Наверное, в ту ночь я увидел запомнившийся сон. Может быть, я увидел

его раньше, может быть – позже. Но скорее всего именно в ту ночь, потому

что сон имел прямое отношение к разговору,

Я увидел Анну Захаровну.

Это было осеннее поле, над которым висела холодная пелена тумана.

Прямо перед глазами качался узловатый стебелек с набухшей на краю

острого листка слезинкой. Я горожанин и не знаю, как называется эта трава.

Давно, в пионерском лагере, мы пропускали эти стебельки сквозь пальцы и

загадывали – петушок или курочка. Теперь эта трава покрывала всю степь.

Оператор повел камерой влево, и стало видно группу людей —

маленький островок в безбрежной степи. Камера придвинулась ближе, и уже

можно было разобрать лица. Странное дело —они были знакомы. Вон худой,

с козлиной бородкой Овчинников. Он автор нескольких учебников и каждую

лекцию начинает словами:

– То, что написано в учебнике, – вздор. Это написал не я, а редактор

Чернявский.

Вон маленький лысый Савицкий. В шумной, как перрон вокзала,

аудитории он читал нам римское частное право. Голос у него был слабый,

его плохо слушали, потому что предмет был очень далекий и не выносился

на экзамены и еще потому что разобраться в римском праве, пропустив хоть

одну лекцию, было трудно. Наверное, Павел Борисович и сам знал, что таких

«потому что» существует миллион, и не боролся с шумом.

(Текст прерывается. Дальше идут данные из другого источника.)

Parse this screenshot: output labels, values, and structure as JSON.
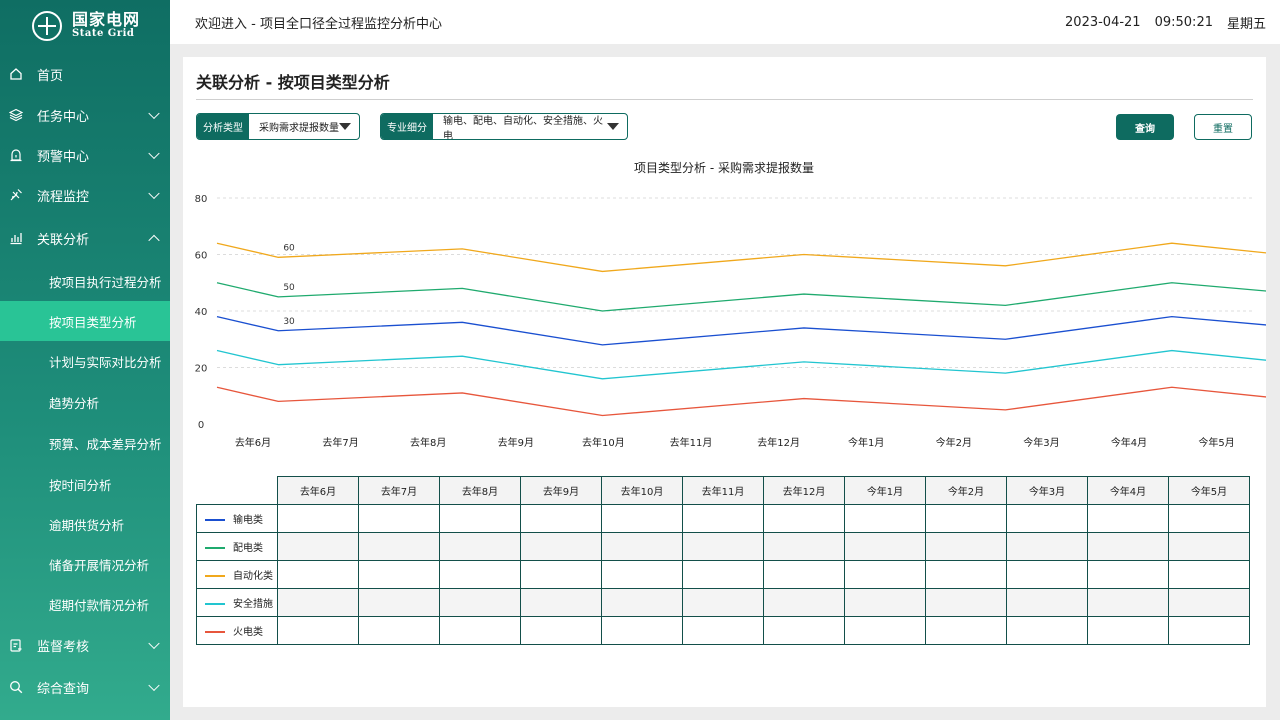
{
  "brand": {
    "cn": "国家电网",
    "en": "State Grid"
  },
  "header": {
    "welcome": "欢迎进入 - 项目全口径全过程监控分析中心",
    "date": "2023-04-21",
    "time": "09:50:21",
    "weekday": "星期五"
  },
  "sidebar": {
    "items": [
      {
        "label": "首页",
        "icon": "home-icon"
      },
      {
        "label": "任务中心",
        "icon": "layers-icon"
      },
      {
        "label": "预警中心",
        "icon": "alert-icon"
      },
      {
        "label": "流程监控",
        "icon": "satellite-icon"
      },
      {
        "label": "关联分析",
        "icon": "bar-chart-icon"
      }
    ],
    "sub_items": [
      "按项目执行过程分析",
      "按项目类型分析",
      "计划与实际对比分析",
      "趋势分析",
      "预算、成本差异分析",
      "按时间分析",
      "逾期供货分析",
      "储备开展情况分析",
      "超期付款情况分析"
    ],
    "active_sub": "按项目类型分析",
    "bottom_items": [
      {
        "label": "监督考核",
        "icon": "clipboard-icon"
      },
      {
        "label": "综合查询",
        "icon": "search-icon"
      }
    ]
  },
  "page": {
    "title": "关联分析 - 按项目类型分析"
  },
  "filters": {
    "type": {
      "label": "分析类型",
      "value": "采购需求提报数量"
    },
    "category": {
      "label": "专业细分",
      "value": "输电、配电、自动化、安全措施、火电"
    }
  },
  "buttons": {
    "query": "查询",
    "reset": "重置"
  },
  "colors": {
    "accent": "#0e6b60",
    "active": "#29c496"
  },
  "chart_data": {
    "type": "line",
    "title": "项目类型分析 - 采购需求提报数量",
    "categories": [
      "去年6月",
      "去年7月",
      "去年8月",
      "去年9月",
      "去年10月",
      "去年11月",
      "去年12月",
      "今年1月",
      "今年2月",
      "今年3月",
      "今年4月",
      "今年5月"
    ],
    "yticks": [
      0,
      20,
      40,
      60,
      80
    ],
    "ylim": [
      0,
      80
    ],
    "grid": true,
    "series": [
      {
        "name": "输电类",
        "color": "#1a4fd0",
        "points": [
          [
            0,
            38
          ],
          [
            0.7,
            33
          ],
          [
            2.8,
            36
          ],
          [
            4.4,
            28
          ],
          [
            6.7,
            34
          ],
          [
            9.0,
            30
          ],
          [
            10.9,
            38
          ],
          [
            12.0,
            35
          ]
        ]
      },
      {
        "name": "配电类",
        "color": "#1faa6e",
        "points": [
          [
            0,
            50
          ],
          [
            0.7,
            45
          ],
          [
            2.8,
            48
          ],
          [
            4.4,
            40
          ],
          [
            6.7,
            46
          ],
          [
            9.0,
            42
          ],
          [
            10.9,
            50
          ],
          [
            12.0,
            47
          ]
        ]
      },
      {
        "name": "自动化类",
        "color": "#f0a81c",
        "points": [
          [
            0,
            64
          ],
          [
            0.7,
            59
          ],
          [
            2.8,
            62
          ],
          [
            4.4,
            54
          ],
          [
            6.7,
            60
          ],
          [
            9.0,
            56
          ],
          [
            10.9,
            64
          ],
          [
            12.0,
            60.5
          ]
        ]
      },
      {
        "name": "安全措施",
        "color": "#22c5d0",
        "points": [
          [
            0,
            26
          ],
          [
            0.7,
            21
          ],
          [
            2.8,
            24
          ],
          [
            4.4,
            16
          ],
          [
            6.7,
            22
          ],
          [
            9.0,
            18
          ],
          [
            10.9,
            26
          ],
          [
            12.0,
            22.5
          ]
        ]
      },
      {
        "name": "火电类",
        "color": "#e7563c",
        "points": [
          [
            0,
            13
          ],
          [
            0.7,
            8
          ],
          [
            2.8,
            11
          ],
          [
            4.4,
            3
          ],
          [
            6.7,
            9
          ],
          [
            9.0,
            5
          ],
          [
            10.9,
            13
          ],
          [
            12.0,
            9.5
          ]
        ]
      }
    ],
    "annotations": [
      {
        "x": 0.7,
        "y": 59,
        "text": "60"
      },
      {
        "x": 0.7,
        "y": 45,
        "text": "50"
      },
      {
        "x": 0.7,
        "y": 33,
        "text": "30"
      }
    ]
  },
  "table": {
    "columns": [
      "去年6月",
      "去年7月",
      "去年8月",
      "去年9月",
      "去年10月",
      "去年11月",
      "去年12月",
      "今年1月",
      "今年2月",
      "今年3月",
      "今年4月",
      "今年5月"
    ],
    "rows": [
      "输电类",
      "配电类",
      "自动化类",
      "安全措施",
      "火电类"
    ]
  }
}
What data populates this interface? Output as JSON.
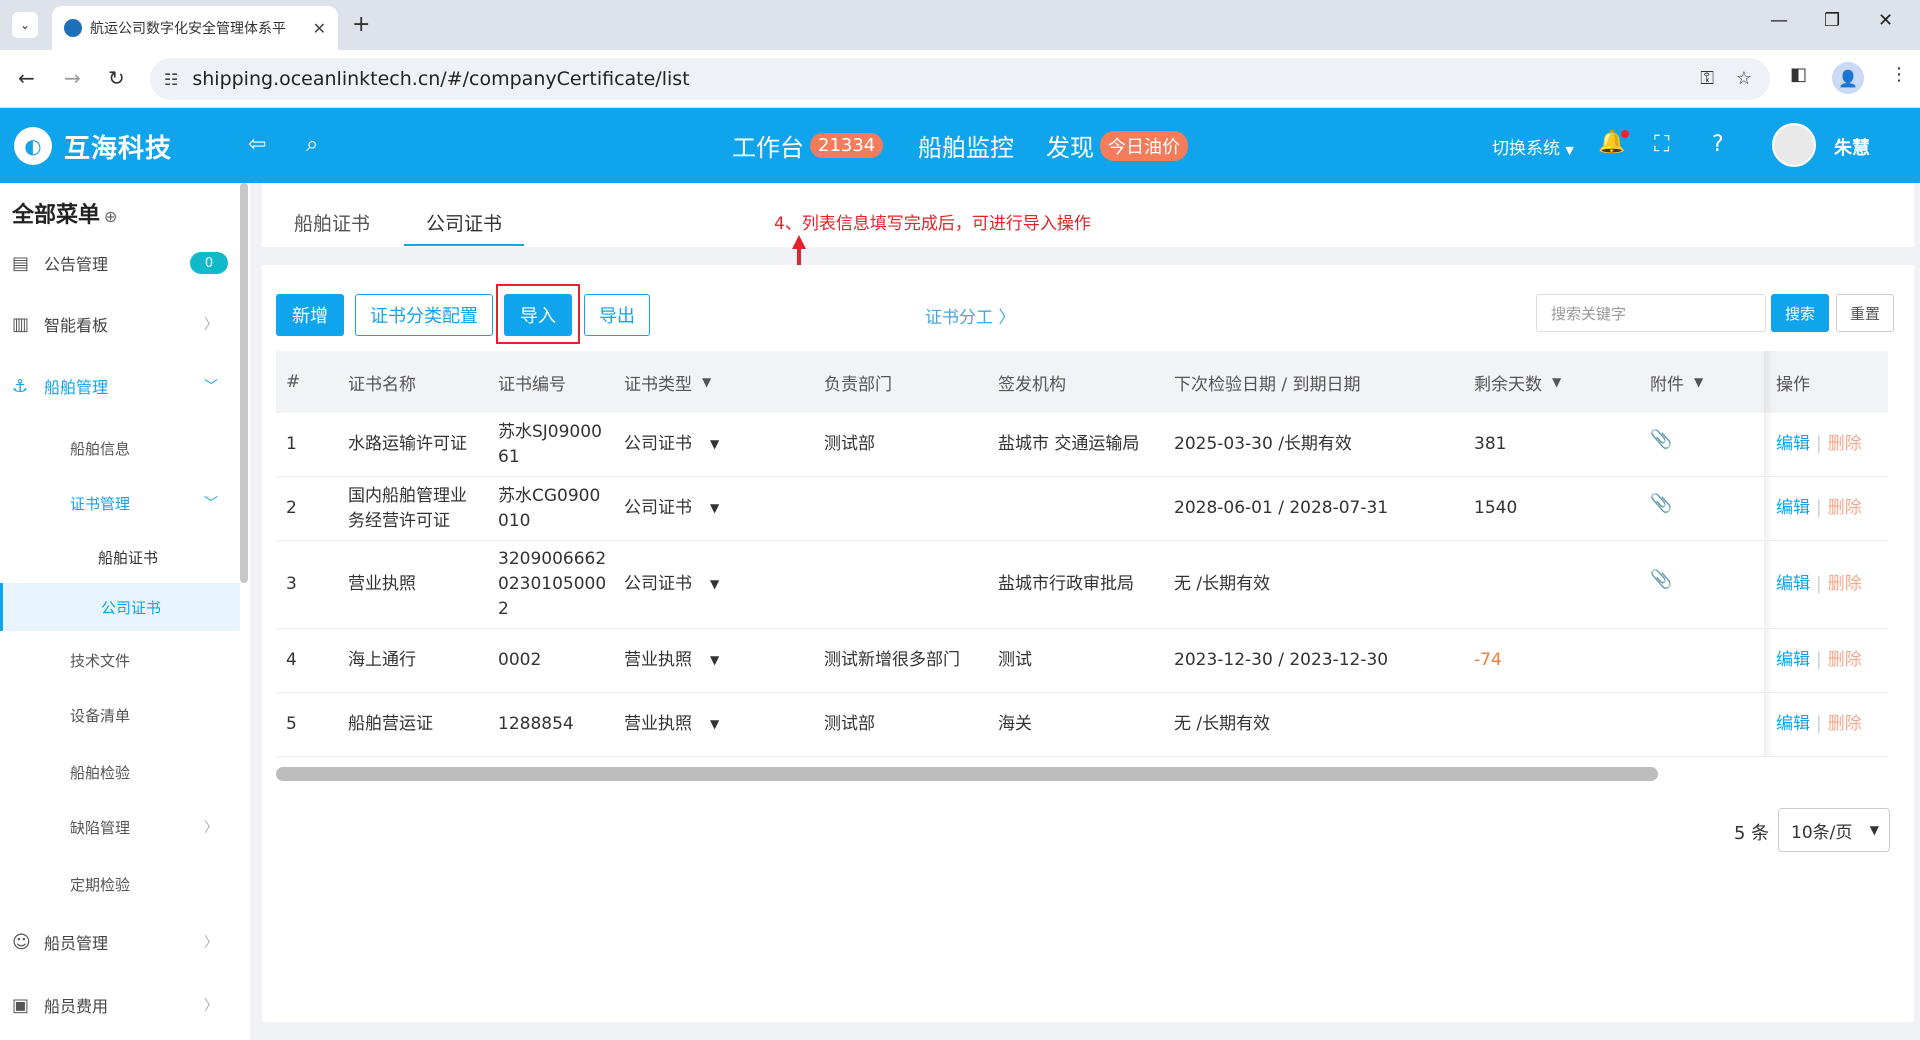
{
  "browser": {
    "tab_title": "航运公司数字化安全管理体系平",
    "url": "shipping.oceanlinktech.cn/#/companyCertificate/list",
    "new_tab": "+",
    "close_tab": "✕",
    "win_min": "—",
    "win_max": "❐",
    "win_close": "✕"
  },
  "header": {
    "logo_text": "互海科技",
    "nav": [
      {
        "label": "工作台",
        "badge": "21334"
      },
      {
        "label": "船舶监控"
      },
      {
        "label": "发现",
        "badge": "今日油价"
      }
    ],
    "switch_system": "切换系统",
    "user_name": "朱慧"
  },
  "sidebar": {
    "title": "全部菜单",
    "items": [
      {
        "label": "公告管理",
        "badge": "0"
      },
      {
        "label": "智能看板"
      },
      {
        "label": "船舶管理"
      },
      {
        "label": "船舶信息"
      },
      {
        "label": "证书管理"
      },
      {
        "label": "船舶证书"
      },
      {
        "label": "公司证书"
      },
      {
        "label": "技术文件"
      },
      {
        "label": "设备清单"
      },
      {
        "label": "船舶检验"
      },
      {
        "label": "缺陷管理"
      },
      {
        "label": "定期检验"
      },
      {
        "label": "船员管理"
      },
      {
        "label": "船员费用"
      }
    ]
  },
  "tabs": {
    "ship_cert": "船舶证书",
    "company_cert": "公司证书",
    "annotation": "4、列表信息填写完成后，可进行导入操作"
  },
  "toolbar": {
    "add": "新增",
    "category_config": "证书分类配置",
    "import": "导入",
    "export": "导出",
    "assign": "证书分工 〉",
    "search_placeholder": "搜索关键字",
    "search": "搜索",
    "reset": "重置"
  },
  "table": {
    "headers": {
      "index": "#",
      "name": "证书名称",
      "number": "证书编号",
      "type": "证书类型",
      "dept": "负责部门",
      "issuer": "签发机构",
      "dates": "下次检验日期 / 到期日期",
      "days": "剩余天数",
      "attach": "附件",
      "ops": "操作"
    },
    "edit": "编辑",
    "delete": "删除",
    "rows": [
      {
        "index": "1",
        "name": "水路运输许可证",
        "number": "苏水SJ09000\n61",
        "type": "公司证书",
        "dept": "测试部",
        "issuer": "盐城市 交通运输局",
        "dates": "2025-03-30 /长期有效",
        "days": "381",
        "attach": true
      },
      {
        "index": "2",
        "name": "国内船舶管理业\n务经营许可证",
        "number": "苏水CG0900\n010",
        "type": "公司证书",
        "dept": "",
        "issuer": "",
        "dates": "2028-06-01 / 2028-07-31",
        "days": "1540",
        "attach": true
      },
      {
        "index": "3",
        "name": "营业执照",
        "number": "3209006662\n0230105000\n2",
        "type": "公司证书",
        "dept": "",
        "issuer": "盐城市行政审批局",
        "dates": "无 /长期有效",
        "days": "",
        "attach": true
      },
      {
        "index": "4",
        "name": "海上通行",
        "number": "0002",
        "type": "营业执照",
        "dept": "测试新增很多部门",
        "issuer": "测试",
        "dates": "2023-12-30 / 2023-12-30",
        "days": "-74",
        "attach": false
      },
      {
        "index": "5",
        "name": "船舶营运证",
        "number": "1288854",
        "type": "营业执照",
        "dept": "测试部",
        "issuer": "海关",
        "dates": "无 /长期有效",
        "days": "",
        "attach": false
      }
    ]
  },
  "pagination": {
    "count": "5 条",
    "page_size": "10条/页"
  },
  "colors": {
    "brand": "#0fa4ec",
    "annotation": "#e5232d",
    "negative": "#f07c3a",
    "delete": "#f4a88a"
  }
}
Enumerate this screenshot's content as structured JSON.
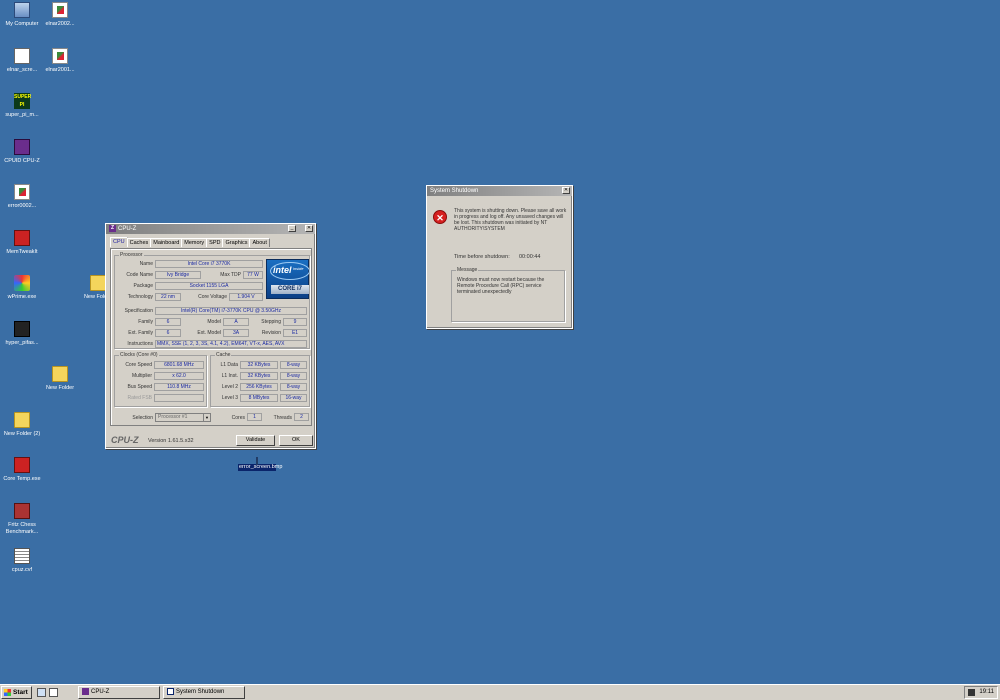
{
  "desktop_icons": [
    {
      "label": "My Computer"
    },
    {
      "label": "elnar2002..."
    },
    {
      "label": "elnar_scre..."
    },
    {
      "label": "elnar2001..."
    },
    {
      "label": "super_pi_m..."
    },
    {
      "label": "CPUID CPU-Z"
    },
    {
      "label": "error0002..."
    },
    {
      "label": "MemTweakIt"
    },
    {
      "label": "wPrime.exe"
    },
    {
      "label": "New Folder"
    },
    {
      "label": "hyper_pifas..."
    },
    {
      "label": "New Folder"
    },
    {
      "label": "New Folder (2)"
    },
    {
      "label": "Core Temp.exe"
    },
    {
      "label": "Fritz Chess Benchmark..."
    },
    {
      "label": "cpuz.cvf"
    }
  ],
  "superpi_icon_text": "SUPER PI",
  "selected_file": {
    "label": "error_screen.bmp"
  },
  "cpuz": {
    "title": "CPU-Z",
    "icon_letter": "Z",
    "tabs": [
      "CPU",
      "Caches",
      "Mainboard",
      "Memory",
      "SPD",
      "Graphics",
      "About"
    ],
    "processor": {
      "group": "Processor",
      "name_label": "Name",
      "name": "Intel Core i7 3770K",
      "codename_label": "Code Name",
      "codename": "Ivy Bridge",
      "maxtdp_label": "Max TDP",
      "maxtdp": "77 W",
      "package_label": "Package",
      "package": "Socket 1155 LGA",
      "technology_label": "Technology",
      "technology": "22 nm",
      "corevoltage_label": "Core Voltage",
      "corevoltage": "1.904 V",
      "spec_label": "Specification",
      "spec": "Intel(R) Core(TM) i7-3770K CPU @ 3.50GHz",
      "family_label": "Family",
      "family": "6",
      "model_label": "Model",
      "model": "A",
      "stepping_label": "Stepping",
      "stepping": "9",
      "extfamily_label": "Ext. Family",
      "extfamily": "6",
      "extmodel_label": "Ext. Model",
      "extmodel": "3A",
      "revision_label": "Revision",
      "revision": "E1",
      "instructions_label": "Instructions",
      "instructions": "MMX, SSE (1, 2, 3, 3S, 4.1, 4.2), EM64T, VT-x, AES, AVX"
    },
    "intel_logo": {
      "brand": "intel",
      "inside": "inside",
      "core": "CORE i7"
    },
    "clocks": {
      "group": "Clocks (Core #0)",
      "corespeed_label": "Core Speed",
      "corespeed": "6801.68 MHz",
      "multiplier_label": "Multiplier",
      "multiplier": "x 62.0",
      "busspeed_label": "Bus Speed",
      "busspeed": "110.8 MHz",
      "ratedfsb_label": "Rated FSB",
      "ratedfsb": ""
    },
    "cache": {
      "group": "Cache",
      "rows": [
        {
          "label": "L1 Data",
          "size": "32 KBytes",
          "way": "8-way"
        },
        {
          "label": "L1 Inst.",
          "size": "32 KBytes",
          "way": "8-way"
        },
        {
          "label": "Level 2",
          "size": "256 KBytes",
          "way": "8-way"
        },
        {
          "label": "Level 3",
          "size": "8 MBytes",
          "way": "16-way"
        }
      ]
    },
    "selection_label": "Selection",
    "selection": "Processor #1",
    "cores_label": "Cores",
    "cores": "1",
    "threads_label": "Threads",
    "threads": "2",
    "brand": "CPU-Z",
    "version": "Version 1.61.5.x32",
    "validate": "Validate",
    "ok": "OK"
  },
  "shutdown": {
    "title": "System Shutdown",
    "text": "This system is shutting down. Please save all work in progress and log off. Any unsaved changes will be lost. This shutdown was initiated by NT AUTHORITY\\SYSTEM",
    "time_label": "Time before shutdown:",
    "time": "00:00:44",
    "message_group": "Message",
    "message": "Windows must now restart because the Remote Procedure Call (RPC) service terminated unexpectedly"
  },
  "taskbar": {
    "start": "Start",
    "tasks": [
      "CPU-Z",
      "System Shutdown"
    ],
    "clock": "19:11"
  }
}
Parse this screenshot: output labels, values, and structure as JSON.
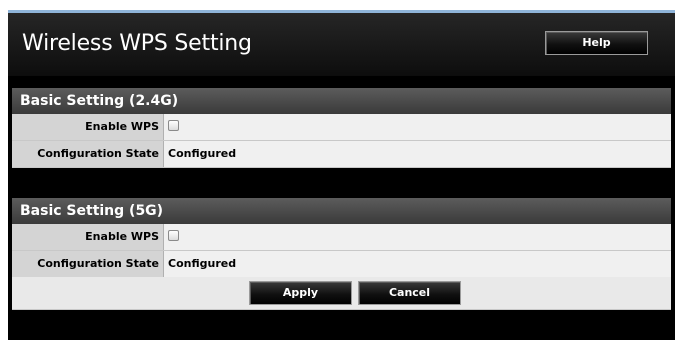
{
  "header": {
    "title": "Wireless WPS Setting",
    "help_label": "Help"
  },
  "sections": [
    {
      "title": "Basic Setting (2.4G)",
      "rows": [
        {
          "label": "Enable WPS",
          "checked": false
        },
        {
          "label": "Configuration State",
          "value": "Configured"
        }
      ]
    },
    {
      "title": "Basic Setting (5G)",
      "rows": [
        {
          "label": "Enable WPS",
          "checked": false
        },
        {
          "label": "Configuration State",
          "value": "Configured"
        }
      ]
    }
  ],
  "actions": {
    "apply_label": "Apply",
    "cancel_label": "Cancel"
  },
  "colors": {
    "accent_border": "#8fb4d9",
    "background": "#000000",
    "section_header": "#4a4a4a",
    "label_cell": "#d4d4d4",
    "value_cell": "#f0f0f0"
  }
}
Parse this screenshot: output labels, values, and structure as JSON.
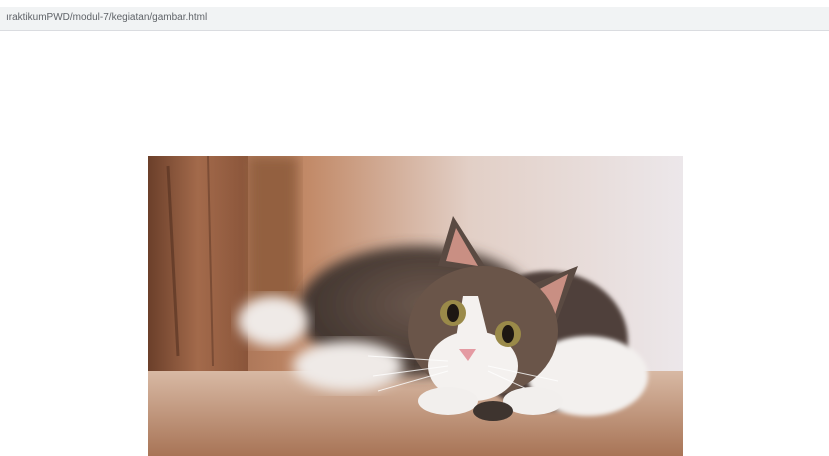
{
  "browser": {
    "url_text": "ıraktikumPWD/modul-7/kegiatan/gambar.html"
  },
  "content": {
    "image": {
      "subject": "cat-photo",
      "palette": {
        "wall": "#a0705a",
        "background": "#e6d7cf",
        "floor": "#c79d84",
        "fur_dark": "#5c4c44",
        "fur_white": "#f2efed",
        "nose": "#e49aa2"
      }
    }
  }
}
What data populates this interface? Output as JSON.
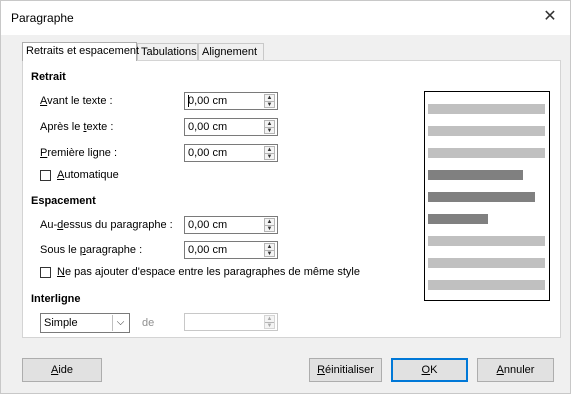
{
  "window": {
    "title": "Paragraphe",
    "close_glyph": "✕"
  },
  "tabs": [
    {
      "label": "Retraits et espacement",
      "active": true
    },
    {
      "label": "Tabulations",
      "active": false
    },
    {
      "label": "Alignement",
      "active": false
    }
  ],
  "retrait": {
    "heading": "Retrait",
    "avant": {
      "label_pre": "",
      "label_key": "A",
      "label_post": "vant le texte :",
      "value": "0,00 cm"
    },
    "apres": {
      "label_pre": "Après le ",
      "label_key": "t",
      "label_post": "exte :",
      "value": "0,00 cm"
    },
    "premiere": {
      "label_pre": "",
      "label_key": "P",
      "label_post": "remière ligne :",
      "value": "0,00 cm"
    },
    "auto": {
      "label_pre": "",
      "label_key": "A",
      "label_post": "utomatique",
      "checked": false
    }
  },
  "espacement": {
    "heading": "Espacement",
    "dessus": {
      "label_pre": "Au-",
      "label_key": "d",
      "label_post": "essus du paragraphe :",
      "value": "0,00 cm"
    },
    "sous": {
      "label_pre": "Sous le ",
      "label_key": "p",
      "label_post": "aragraphe :",
      "value": "0,00 cm"
    },
    "noadd": {
      "label_pre": "",
      "label_key": "N",
      "label_post": "e pas ajouter d'espace entre les paragraphes de même style",
      "checked": false
    }
  },
  "interligne": {
    "heading": "Interligne",
    "selected": "Simple",
    "de_label": "de",
    "value": ""
  },
  "buttons": {
    "aide": {
      "label_pre": "",
      "label_key": "A",
      "label_post": "ide"
    },
    "reinit": {
      "label_pre": "",
      "label_key": "R",
      "label_post": "éinitialiser"
    },
    "ok": {
      "label_pre": "",
      "label_key": "O",
      "label_post": "K"
    },
    "annuler": {
      "label_pre": "",
      "label_key": "A",
      "label_post": "nnuler"
    }
  },
  "colors": {
    "accent": "#0078d7",
    "preview_light": "#c0c0c0",
    "preview_dark": "#808080"
  },
  "icons": {
    "spin_up": "▲",
    "spin_down": "▼",
    "dropdown": "⌵"
  }
}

Он читал лекцию для пяти энтузиастов, сидевших в первом ряду, а на

остальных не обращал никакого внимания. Он запоминал этих пятерых, и

всем остальным ставил зачет-«автомат», а этих гонял раза по три – от-

водил душу.

Вон Шерстнев, отец 47-й статьи.

Я знаю почти всех. Это корифеи юриспруденции. Под их перьями

рождались формулировки, которые становились потом нормами права. Это

им принадлежат самые точные и тонкие комментарии к законам. Это они

облекли в юридическую плоть волю господствующего класса.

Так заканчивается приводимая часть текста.